Since becoming an Inspired Natives Collaborator in 2014, the Eighth Generation team has helped Sarah turn her traditional Ojibwe designs into 20+ products, ranging from blankets to jewelry and accessories. Most recently, Sarah created a new design specifically for Eighth Generation’s collection of Native-made wool textiles! Based on Ojibwe loom designs, Sarah’s “Crossings” Scarf merges tradition and technology in beautiful red and beige yarns.
Sarah was sewing, beading and determined to sell her art ten years before meeting Eighth Generation Founder and CEO Louie Gong. “I was that girl walking around with the bead work and selling out of my Honda Civic in busy parking lots,” Sarah says.
Originally operating as “House of Howes” – her one-woman custom beadwork and regalia business based in her kitchen – Sarah later rebranded to Heart Berry, shifting the focus away from her and onto the brand’s goals like community care.
“Heart Berry (the Ode'imin) has always felt right,” Sarah says. “I use the heart berry all across my art, with running and throughout my life. It’s all about the story of the heart.”
In the past year, Heart Berry has employed other women and built a work facility. Sarah’s go-getter attitude has propelled her since childhood – you’d often find her conducting lemonade stands, walking people’s dogs or delivering newspapers to save up money. With Heart Berry and her Eighth Generation collaborations, she pursues an additional currency: respect from her community.
In fact, when Duluth Pack welcomed a visit by Ivanka Trump and other top federal officials in July 2020, Heart Berry took a stand against the canvas and leather bag company. Heart Berry shared concerns about the administration’s deployment of federal agents into communities during peaceful protests, as well as actions against the environment.
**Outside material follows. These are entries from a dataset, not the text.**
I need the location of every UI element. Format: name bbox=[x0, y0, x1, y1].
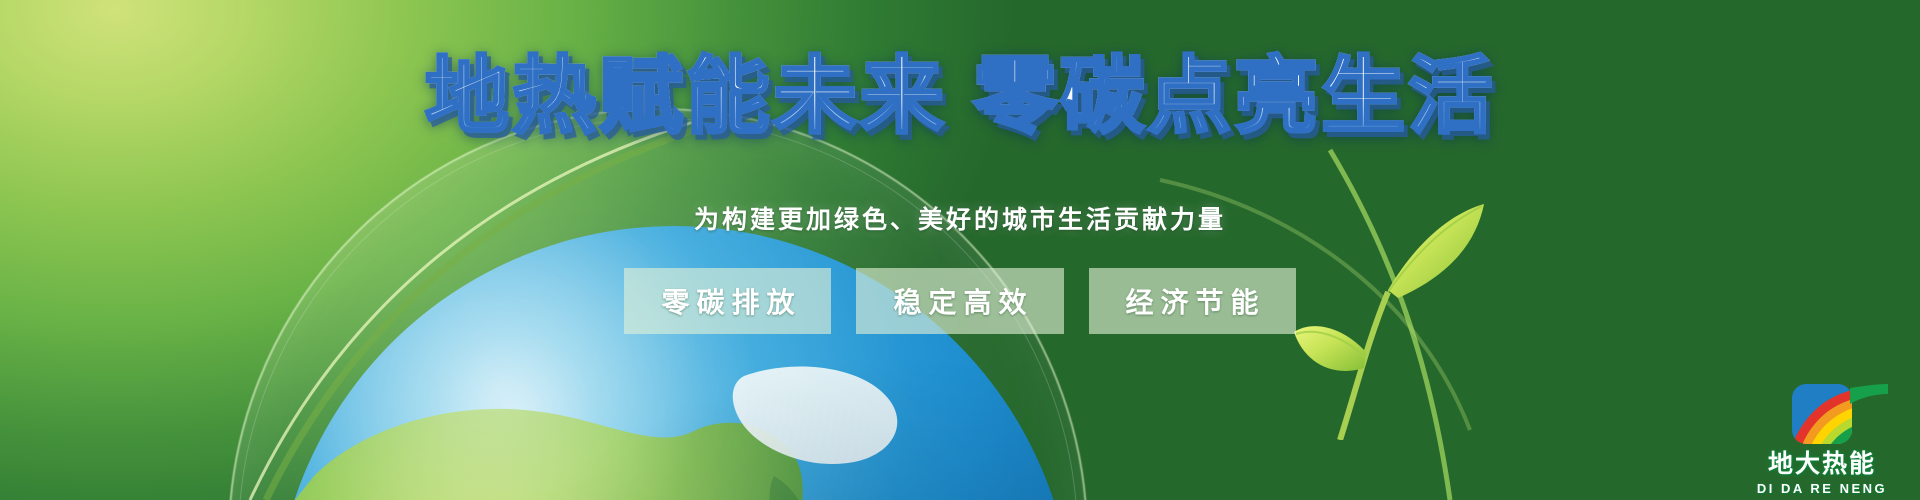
status-badge[interactable]: 稳定高效 bbox=[856, 268, 1063, 334]
banner-subtitle: 为构建更加绿色、美好的城市生活贡献力量 bbox=[0, 200, 1920, 236]
hero-banner: 地热赋能未来 零碳点亮生活 地热赋能未来 零碳点亮生活 为构建更加绿色、美好的城… bbox=[0, 0, 1920, 500]
logo-name-en: DI DA RE NENG bbox=[1746, 481, 1898, 496]
brand-logo[interactable]: 地大热能 DI DA RE NENG bbox=[1746, 382, 1898, 494]
feature-badge-list: 零碳排放 稳定高效 经济节能 bbox=[0, 268, 1920, 334]
status-badge[interactable]: 零碳排放 bbox=[624, 268, 831, 334]
banner-title-wrapper: 地热赋能未来 零碳点亮生活 地热赋能未来 零碳点亮生活 bbox=[0, 52, 1920, 140]
page-title: 地热赋能未来 零碳点亮生活 bbox=[425, 52, 1495, 140]
logo-name-cn: 地大热能 bbox=[1746, 444, 1898, 480]
rainbow-swoosh-square-icon bbox=[1746, 382, 1898, 446]
status-badge[interactable]: 经济节能 bbox=[1089, 268, 1296, 334]
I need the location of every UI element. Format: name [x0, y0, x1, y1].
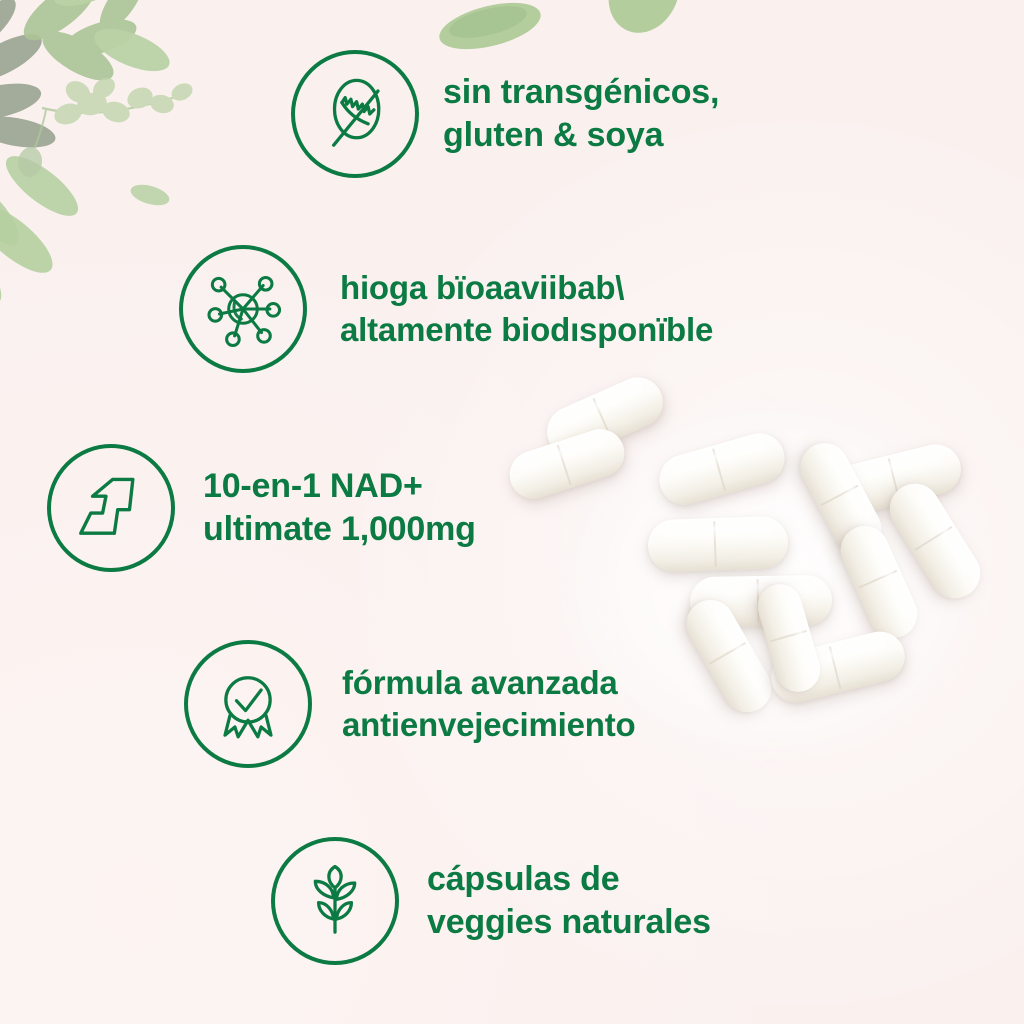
- capsule: [880, 474, 989, 607]
- capsule: [647, 516, 789, 573]
- feature-row-anti-aging: fórmula avanzada antienvejecimiento: [184, 640, 636, 768]
- feature-line: ultimate 1,000mg: [203, 508, 476, 551]
- feature-row-veggie-capsules: cápsulas de veggies naturales: [271, 837, 711, 965]
- no-gmo-grain-icon: [291, 50, 419, 178]
- feature-row-bioavailability: hioga bïoaaviibab\ altamente biodısponïb…: [179, 245, 713, 373]
- feature-line: altamente biodısponïble: [340, 309, 713, 351]
- leaf-decoration-top-left: [0, 0, 312, 280]
- feature-line: antienvejecimiento: [342, 704, 636, 746]
- molecule-network-icon: [179, 245, 307, 373]
- leaf-decoration-left: [0, 175, 200, 305]
- feature-row-non-gmo: sin transgénicos, gluten & soya: [291, 50, 719, 178]
- capsule: [654, 427, 791, 510]
- capsule: [766, 626, 910, 707]
- feature-line: fórmula avanzada: [342, 662, 636, 704]
- feature-label-bioavailability: hioga bïoaaviibab\ altamente biodısponïb…: [340, 267, 713, 350]
- feature-line: 10-en-1 NAD+: [203, 465, 476, 508]
- capsule: [833, 518, 925, 645]
- feature-label-anti-aging: fórmula avanzada antienvejecimiento: [342, 662, 636, 745]
- capsule: [828, 439, 966, 519]
- capsule: [678, 591, 781, 721]
- feature-row-potency: 10-en-1 NAD+ ultimate 1,000mg: [47, 444, 476, 572]
- feature-line: gluten & soya: [443, 114, 719, 157]
- feature-line: sin transgénicos,: [443, 71, 719, 114]
- capsule: [503, 423, 630, 505]
- feature-line: veggies naturales: [427, 901, 711, 944]
- capsule: [690, 575, 833, 627]
- award-check-icon: [184, 640, 312, 768]
- feature-label-potency: 10-en-1 NAD+ ultimate 1,000mg: [203, 465, 476, 551]
- capsule: [753, 579, 826, 697]
- capsule: [792, 435, 890, 562]
- product-feature-infographic: sin transgénicos, gluten & soya: [0, 0, 1024, 1024]
- feature-line: cápsulas de: [427, 858, 711, 901]
- up-arrow-icon: [47, 444, 175, 572]
- capsule: [539, 369, 671, 464]
- feature-label-veggie-capsules: cápsulas de veggies naturales: [427, 858, 711, 944]
- feature-line: hioga bïoaaviibab\: [340, 267, 713, 309]
- plant-sprig-icon: [271, 837, 399, 965]
- feature-label-non-gmo: sin transgénicos, gluten & soya: [443, 71, 719, 157]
Heart Berry had recently created custom bags with Duluth Pack but, in ending their collaboration, donated all remaining bags to Life House, a facility that provides support for homeless and transitioning youth. Watch Heart Berry’s official statement below:
The day after Heart Berry’s Duluth Pack decision, an elder from down the road stopped by Sarah’s house to thank her. “My girl, my girl,” the woman said. “I’m so proud of you!” Sarah notes this moment as one of the times where she truly felt validation and success.
“This is the kind of thing where I realize I can still do this business and align with the values important to me and the people in my community,” Sarah says. “Heart Berry is a business but also a way of life.”
Sarah’s success helps show her children what is possible. Though she acknowledges her entrepreneurial path as back and forth thoughts of I suck and I’m awesome, her kids believe in more opportunities than Sarah ever did at their age.
“My children aren’t just growing up on the Rez but growing up knowing who they are, with intention and culture,” Sarah says. “My daughter once said she wants to be an author and I encourage her to pursue dreams like that. I had to seek this all out – for them it’s more normal.”
Everything Sarah bought for her growing business began with an $800 Cobell settlement payment along with years of dedication, hard work and wise investments. She says she’s still rolling this money over and making it mean something.
“All we can do in this life is take the seed and grow it,” Sarah says, trailblazing ahead. “I’m not done learning yet.”